Thanks for this! I'm not sure what I think about this--a few things might make it challenging/costly to introduce s-risks into the Introductory EA syllabi:
- The Introductory EA Program is partly meant to build participants' sustained interest in EA, and the very speculative / weird nature of s-risks could detract from that (by being off-puttingly out-there to people who--like most program participants--have only spent a handful of hours learning about / reflecting on relevant topics).
- One might wonder: if this is an issue, why introduce x-risks? I'd guess x-risks are more accessible/intuitive to people, given common discourse about climate change and our recent experiences with pandemics. And the Introductory EA Program doesn't dive into, say, the details of AI risk arguments, for a mix of this reason and the following reason.
- The Introductory EA Program aims to have an amount of material that's short enough (a) for many people who are busy and not totally dedicated to EA to want to apply / not drop out, and (b) for many participants to actually do the core readings (in the absence of serious external incentives). Adding core/required readings in general is costly, because it detracts from these things.

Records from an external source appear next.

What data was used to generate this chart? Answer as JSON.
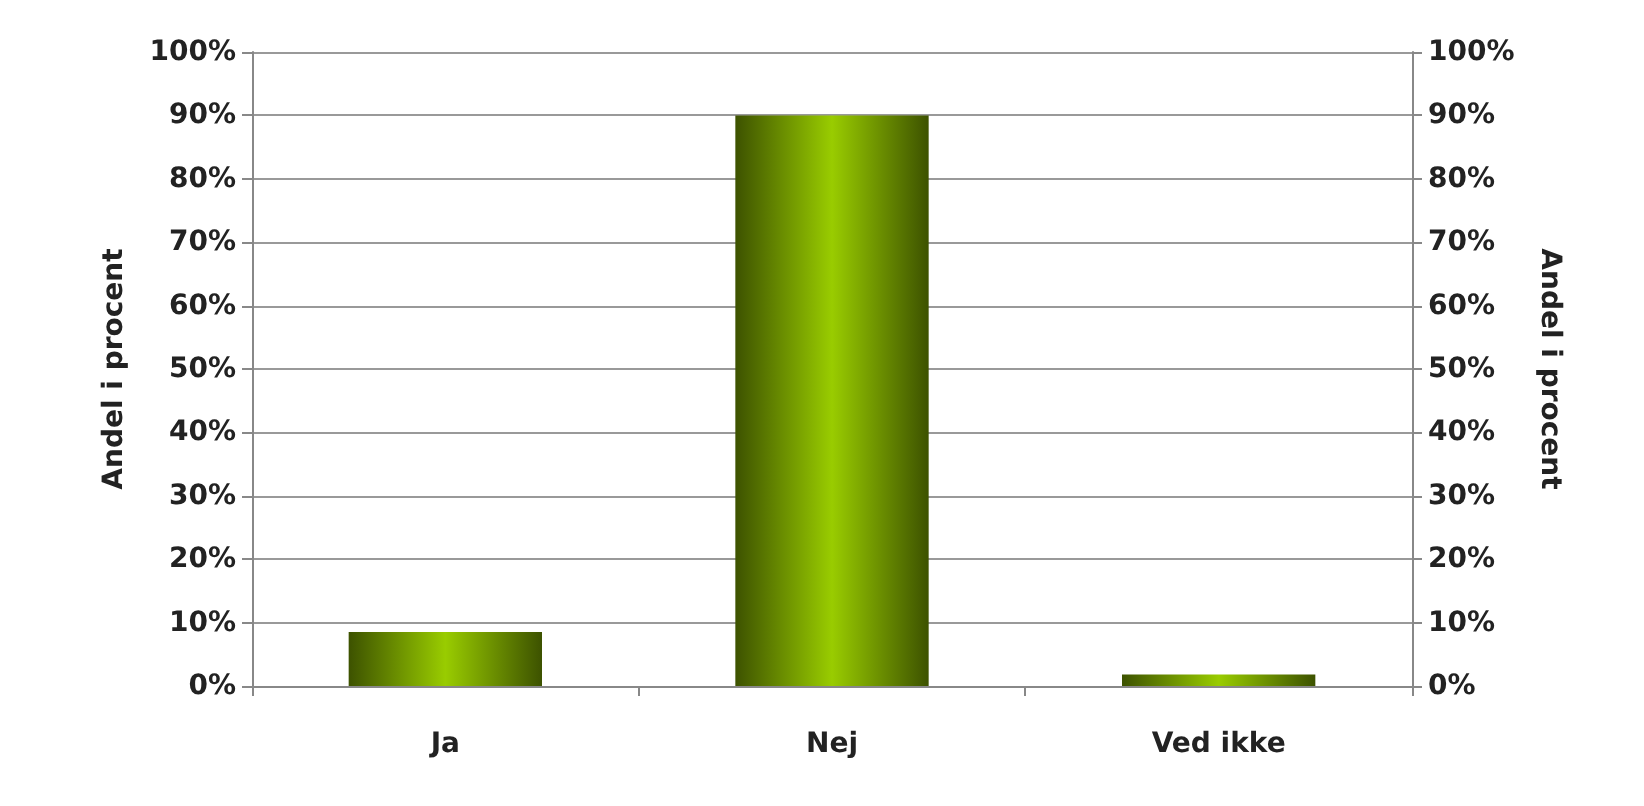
{
  "chart_data": {
    "type": "bar",
    "categories": [
      "Ja",
      "Nej",
      "Ved ikke"
    ],
    "values": [
      8.5,
      90,
      1.8
    ],
    "color": "#99cc00",
    "ylabel": "Andel i procent",
    "y2label": "Andel i procent",
    "ylim": [
      0,
      100
    ],
    "yticks": [
      {
        "value": 0,
        "label": "0%"
      },
      {
        "value": 10,
        "label": "10%"
      },
      {
        "value": 20,
        "label": "20%"
      },
      {
        "value": 30,
        "label": "30%"
      },
      {
        "value": 40,
        "label": "40%"
      },
      {
        "value": 50,
        "label": "50%"
      },
      {
        "value": 60,
        "label": "60%"
      },
      {
        "value": 70,
        "label": "70%"
      },
      {
        "value": 80,
        "label": "80%"
      },
      {
        "value": 90,
        "label": "90%"
      },
      {
        "value": 100,
        "label": "100%"
      }
    ],
    "y2lim": [
      0,
      100
    ],
    "y2ticks": [
      {
        "value": 0,
        "label": "0%"
      },
      {
        "value": 10,
        "label": "10%"
      },
      {
        "value": 20,
        "label": "20%"
      },
      {
        "value": 30,
        "label": "30%"
      },
      {
        "value": 40,
        "label": "40%"
      },
      {
        "value": 50,
        "label": "50%"
      },
      {
        "value": 60,
        "label": "60%"
      },
      {
        "value": 70,
        "label": "70%"
      },
      {
        "value": 80,
        "label": "80%"
      },
      {
        "value": 90,
        "label": "90%"
      },
      {
        "value": 100,
        "label": "100%"
      }
    ],
    "grid": "y"
  }
}
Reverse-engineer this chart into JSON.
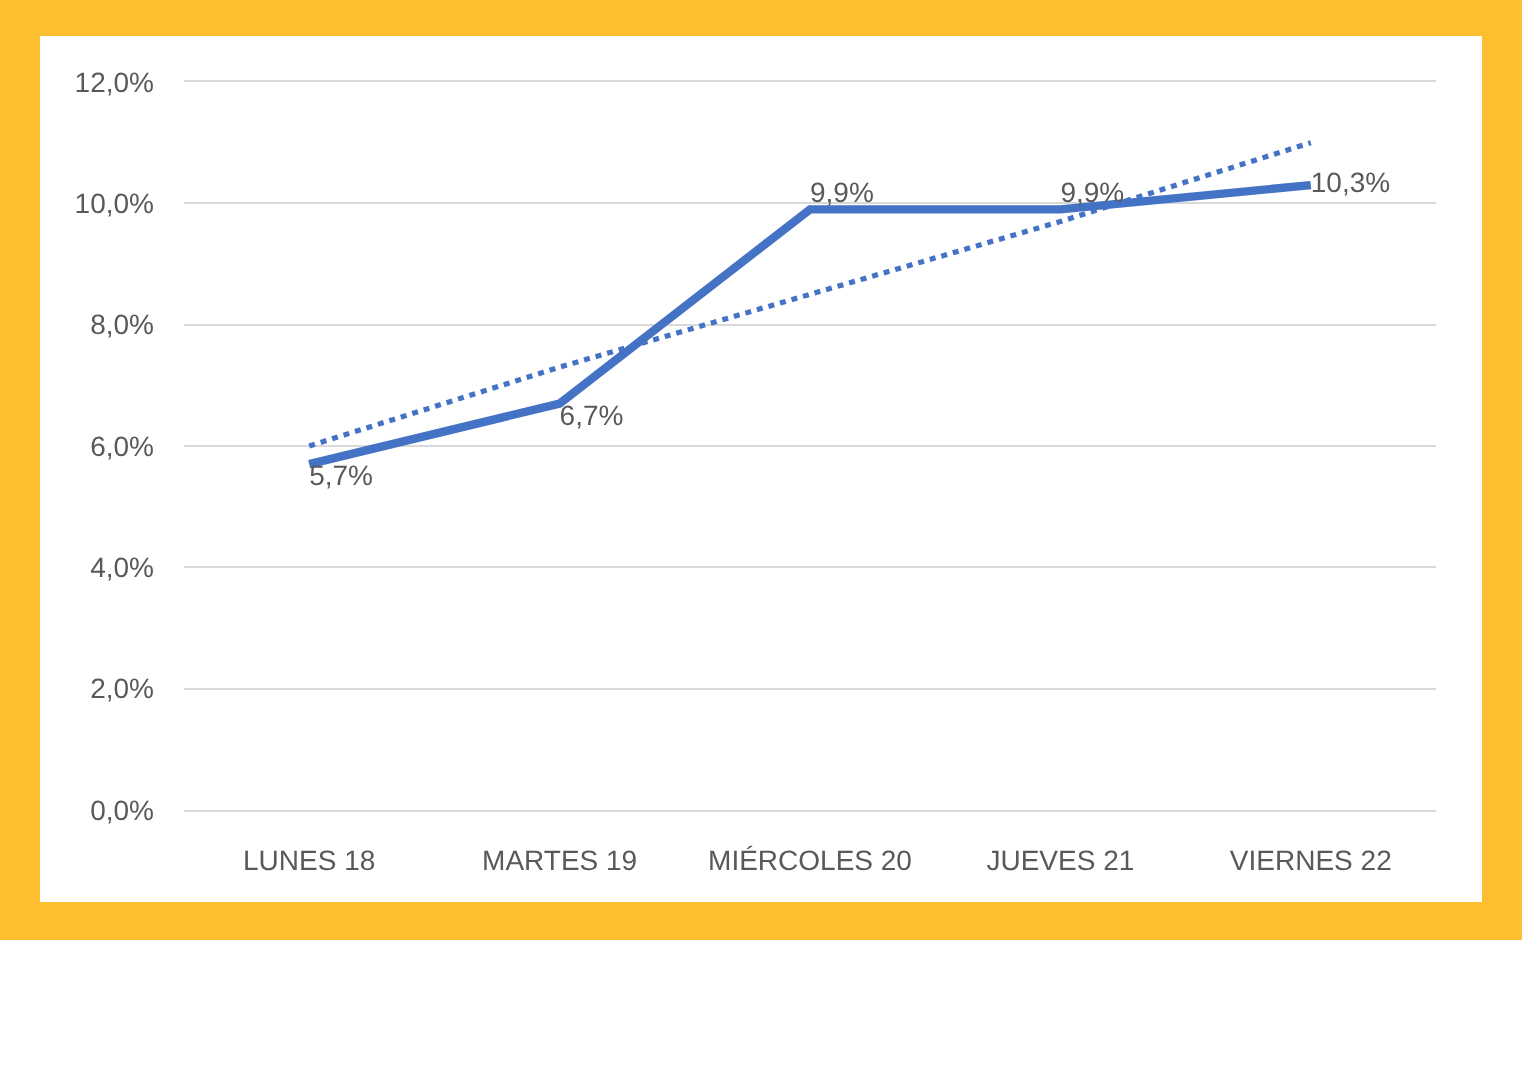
{
  "chart_data": {
    "type": "line",
    "categories": [
      "LUNES 18",
      "MARTES 19",
      "MIÉRCOLES 20",
      "JUEVES 21",
      "VIERNES 22"
    ],
    "series": [
      {
        "color": "#4472c4",
        "values": [
          5.7,
          6.7,
          9.9,
          9.9,
          10.3
        ],
        "value_labels": [
          "5,7%",
          "6,7%",
          "9,9%",
          "9,9%",
          "10,3%"
        ]
      },
      {
        "type": "line",
        "color": "#4472c4",
        "line_style": "dotted",
        "values": [
          6.0,
          7.3,
          8.5,
          9.7,
          11.0
        ]
      }
    ],
    "ylim": [
      0,
      12
    ],
    "yticks": [
      {
        "value": 0,
        "label": "0,0%"
      },
      {
        "value": 2,
        "label": "2,0%"
      },
      {
        "value": 4,
        "label": "4,0%"
      },
      {
        "value": 6,
        "label": "6,0%"
      },
      {
        "value": 8,
        "label": "8,0%"
      },
      {
        "value": 10,
        "label": "10,0%"
      },
      {
        "value": 12,
        "label": "12,0%"
      }
    ],
    "grid": "y",
    "marker": "none"
  }
}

- Careful thinking about s-risks seems to lead people to seek cooperative ways to mitigate s-risks, which seems great. The Introductory EA Program is too rushed and shallow to promote much thorough thinking, raising risks that participants could take naive/reckless approaches to reducing s-risks (which seems terrible, including for the reputation of the s-risk community).
Still, your basic point about the importance of diversifying the ideas EAs are introduced to seems right. (This is different from the importance of diversifying the views of people in longtermism--the value of that depends on the correctness of the views that are currently most prominent.) So I'd be tentatively optimistic about some approaches like these:
- Adding more topics to the further readings sections.
- Adding a week where people choose readings out of a wide range of topics.
- Having sections on s-risks in the In-Depth EA Program (if I remember correctly, this is already the case, which seems appropriate because points 1-3 above are all much less applicable to the in-depth program.)
(Also, if anyone is interested in suggesting changes to the Introductory EA Program, you might find it useful to make shovel-ready recommendations, e.g. proposing a specific reading or collection of readings for a week, because organizers are fairly time-constrained. Although broader suggestions/discussion also seems valuable.)
Reading your suggested required readings, S-risks: An introduction and S-risk FAQ, I don't get a clear sense of why s-risks are plausible or why the suggested interventions are useful. I like S-risks: Why they are the worst existential risks, and how to prevent them (EAG Boston 2017) a bit more for illustrating why they are plausible, and I've added it as an optional reading in the uni chapter intro program I'm running. Unfortunately, it doesn't give more than a cursory overview of how s-risks could be reduced. I'd be hesitant about making an s-risk reading a required reading though since I don't know about high-quality intro-level material about s-risks for participants to learn more. I also expect that s-risks might provoke a lot of discussion, so we would want to make sure discussion facilitators have the resources to be well-informed about the issues. Right now, I wouldn't feel confident discussing s-risks with intro program participants.
By the way, if you want to make your suggestions as easy as possible to add it to the curriculum, you should also suggest discussion questions that facilitators can ask about the topic.
(Note: I'm not in charge of the EA Virtual Programs syllabus.)